The more I thought about that movie, the less I liked it. Like you, I was hit over the head by the reminder of the injustice of Northup's condition and the brutality of the entire slave enterprise. But what bugs me is Fassbender's character. I'm annoyed that McQueen (or is it Northup himself?) presents slavery personified as the sadistic psychopath. I think that gives us too easy an escape from any culpability. He was so psycho that he's just another Hollywood archetype: Anthony Hopkins in Silence of the Lambs, the Joker in The Dark Knight, (Plankton on Sponge-Bob ;) the list goes on. These characters are just evil for fun. I don't think it adds to the nation's progress on slavery and racism to portray slavery as just another fantasy-evil. It makes it altogether too easy for us to dismiss it all as so much sandbagging. More interesting would have been a closer examination of the slave's condition under the slave owner who was not just evil for it's own sake, but heartless and unsympathetic for the sake of convenience, greed, tradition, privilege, etc. More Cumberbatch, less Fassbender, please! Maybe this is why I liked Django much more. I think Tarantino was more aware of the tendency to portray slave owners as fantasy-evil, so he portrayed both the slave and the abolitionist as fantasy-heroes. Far less realistic, but at least we knew that going in.

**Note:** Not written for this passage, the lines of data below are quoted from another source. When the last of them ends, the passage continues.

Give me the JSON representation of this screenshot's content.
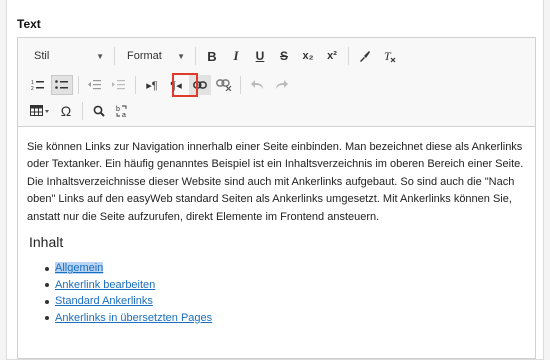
{
  "section": {
    "title": "Text"
  },
  "toolbar": {
    "style_combo": "Stil",
    "format_combo": "Format",
    "buttons": {
      "bold": "B",
      "italic": "I",
      "underline": "U",
      "strike": "S",
      "subscript": "x₂",
      "superscript": "x²",
      "special_char": "Ω"
    }
  },
  "content": {
    "paragraph": "Sie können Links zur Navigation innerhalb einer Seite einbinden. Man bezeichnet diese als Ankerlinks oder Textanker. Ein häufig genanntes Beispiel ist ein Inhaltsverzeichnis im oberen Bereich einer Seite. Die Inhaltsverzeichnisse dieser Website sind auch mit Ankerlinks aufgebaut. So sind auch die \"Nach oben\" Links auf den easyWeb standard Seiten als Ankerlinks umgesetzt. Mit Ankerlinks können Sie,  anstatt nur die Seite aufzurufen, direkt Elemente im Frontend ansteuern.",
    "heading": "Inhalt",
    "links": [
      "Allgemein",
      "Ankerlink bearbeiten",
      "Standard Ankerlinks",
      "Ankerlinks in übersetzten Pages"
    ]
  },
  "colors": {
    "highlight_box": "#e03a2a",
    "link": "#1a6ebf",
    "selection": "#b9d4f5"
  }
}
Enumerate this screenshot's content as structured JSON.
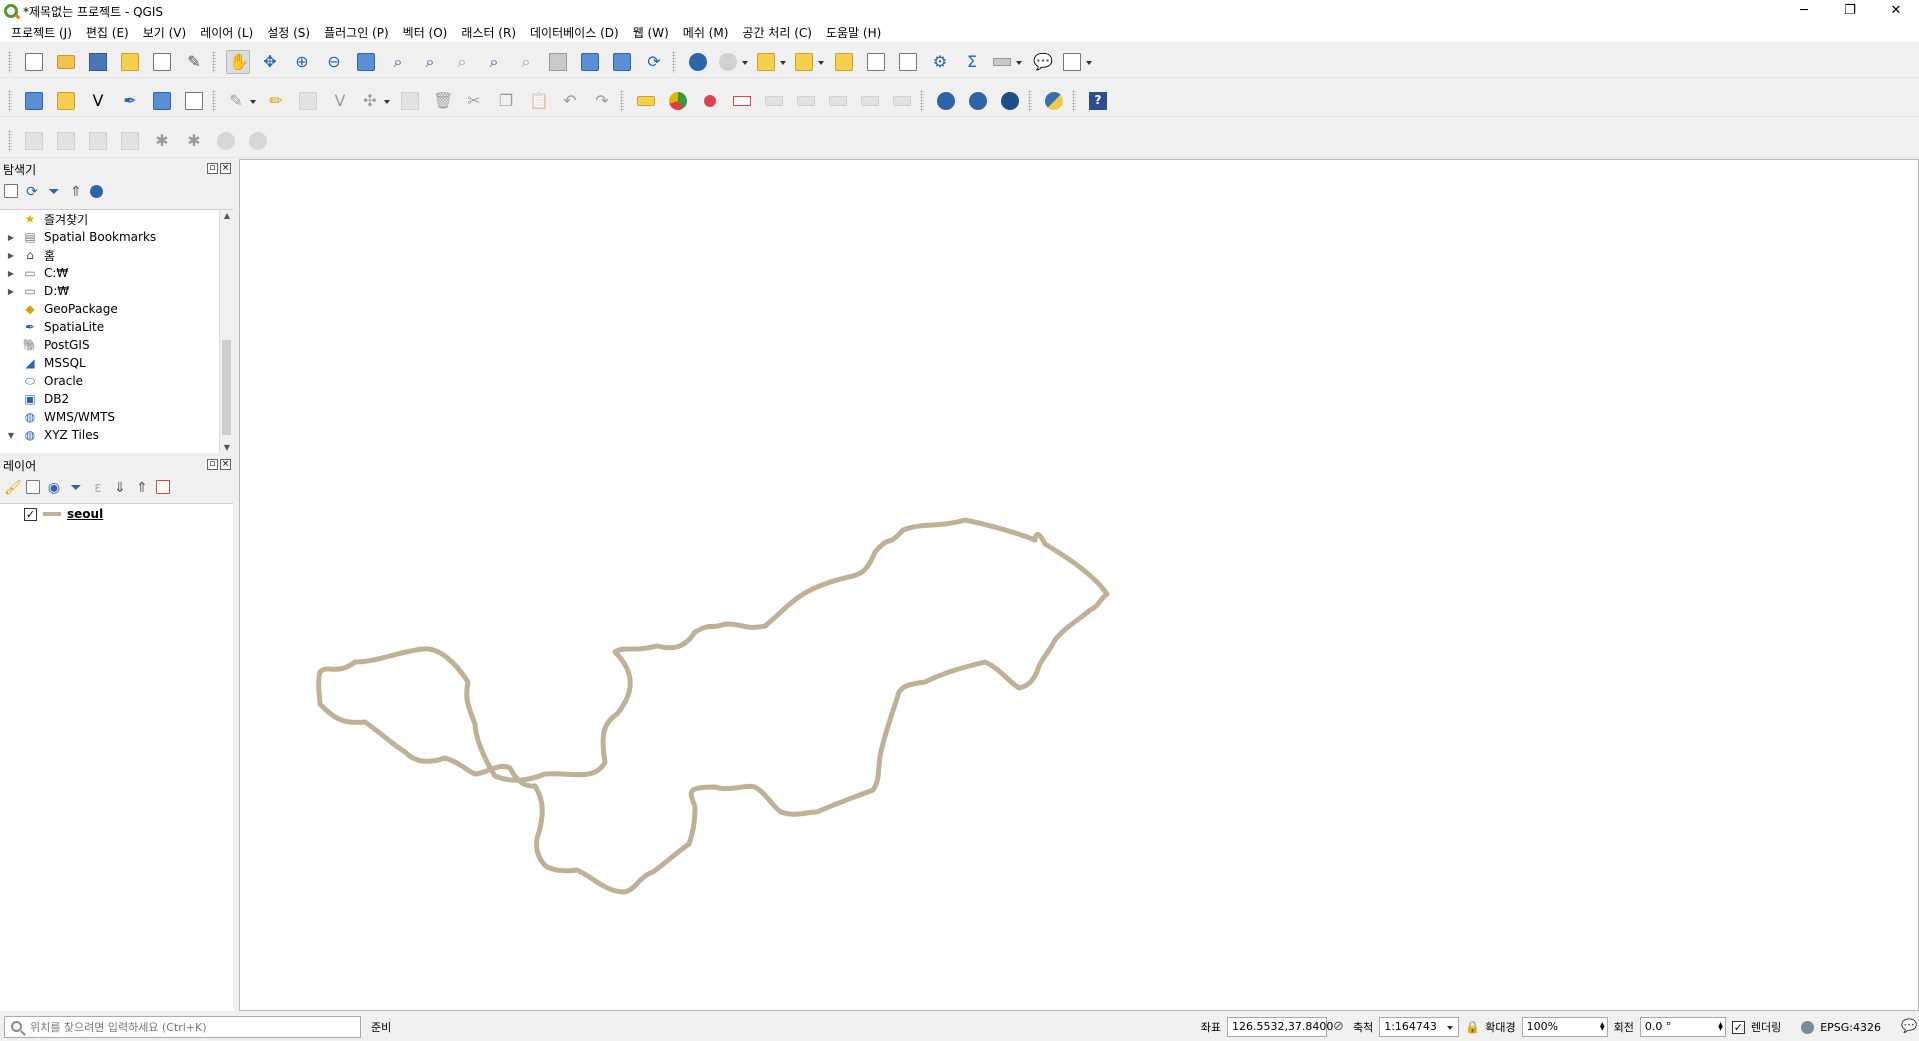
{
  "window": {
    "title": "*제목없는 프로젝트 - QGIS",
    "controls": [
      "─",
      "❐",
      "✕"
    ]
  },
  "menu": [
    "프로젝트 (J)",
    "편집 (E)",
    "보기 (V)",
    "레이어 (L)",
    "설정 (S)",
    "플러그인 (P)",
    "벡터 (O)",
    "래스터 (R)",
    "데이터베이스 (D)",
    "웹 (W)",
    "메쉬 (M)",
    "공간 처리 (C)",
    "도움말 (H)"
  ],
  "browser": {
    "title": "탐색기",
    "items": [
      {
        "label": "즐겨찾기",
        "icon": "star-icon",
        "arrow": ""
      },
      {
        "label": "Spatial Bookmarks",
        "icon": "bookmark-icon",
        "arrow": "▶"
      },
      {
        "label": "홈",
        "icon": "home-icon",
        "arrow": "▶"
      },
      {
        "label": "C:₩",
        "icon": "folder-icon",
        "arrow": "▶"
      },
      {
        "label": "D:₩",
        "icon": "folder-icon",
        "arrow": "▶"
      },
      {
        "label": "GeoPackage",
        "icon": "geopackage-icon",
        "arrow": ""
      },
      {
        "label": "SpatiaLite",
        "icon": "spatialite-icon",
        "arrow": ""
      },
      {
        "label": "PostGIS",
        "icon": "postgis-icon",
        "arrow": ""
      },
      {
        "label": "MSSQL",
        "icon": "mssql-icon",
        "arrow": ""
      },
      {
        "label": "Oracle",
        "icon": "oracle-icon",
        "arrow": ""
      },
      {
        "label": "DB2",
        "icon": "db2-icon",
        "arrow": ""
      },
      {
        "label": "WMS/WMTS",
        "icon": "wms-icon",
        "arrow": ""
      },
      {
        "label": "XYZ Tiles",
        "icon": "xyz-icon",
        "arrow": "▼"
      }
    ]
  },
  "layers_panel": {
    "title": "레이어",
    "layers": [
      {
        "name": "seoul",
        "checked": true,
        "symbol_color": "#bfb197"
      }
    ]
  },
  "map": {
    "outline_color": "#bfb197"
  },
  "status": {
    "locator_placeholder": "위치를 찾으려면 입력하세요 (Ctrl+K)",
    "message": "준비",
    "coord_label": "좌표",
    "coord_value": "126.5532,37.8400",
    "scale_label": "축척",
    "scale_value": "1:164743",
    "magnifier_label": "확대경",
    "magnifier_value": "100%",
    "rotation_label": "회전",
    "rotation_value": "0.0 °",
    "render_label": "렌더링",
    "crs": "EPSG:4326"
  }
}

ReplyDeleteI agree with you in many ways Paul, and I would prefer more exploration of Ford's (Cumberbatch) moral ambiguity rather than Epps (Fassbender), but this article (http://www.slate.com/blogs/browbeat/2013/10/17/_12_years_a_slave_true_story_fact_and_fiction_in_mostly_accurate_movie_about.html) suggests that Northrup's own account was even harder on Epps and kinder to Ford than the movie is. I've read a couple of other articles too, probably just enough to be dangerous in my ignorance. One (http://opinionator.blogs.nytimes.com/2013/11/06/the-passion-of-solomon-northup/) said that there was a ghostwriter involved in Northrup's book, and that he likely added a few happier scenes that made it more palatable to the 19th century reader. But the ghostwriter also tended toward stereotypes. Apparently a lot of research has gone into verifying the original Northrup account, and the conclusion has been that it is basically reliable and the article author feels like the movie stays true to the real story.
ReplyDeleteI agree. I certainly don't mean to cast any doubt on the veracity of Northup's story. It may or may not be exaggerated by abolitionist ghostwriters to help their cause. The story is no less horrific and powerful. I just think that by portraying Epps in such a fantasy-villain manner, it makes it more likely that modern audiences will dismiss slavery as so-two-centruries-ago and thereby miss an opportunity to see how our own attitudes toward race are still perhaps complicit with the antebellum slaveowner. I think stories can be "true" without being "factual." And I think I would have liked this film more if it had been more "true" and less "factual". If you know what I mean. I think that's why I was disappointed at the prevailing criticism against The Butler. Poeple complained that it wasn't factual. No, but it was still "true" in many ways.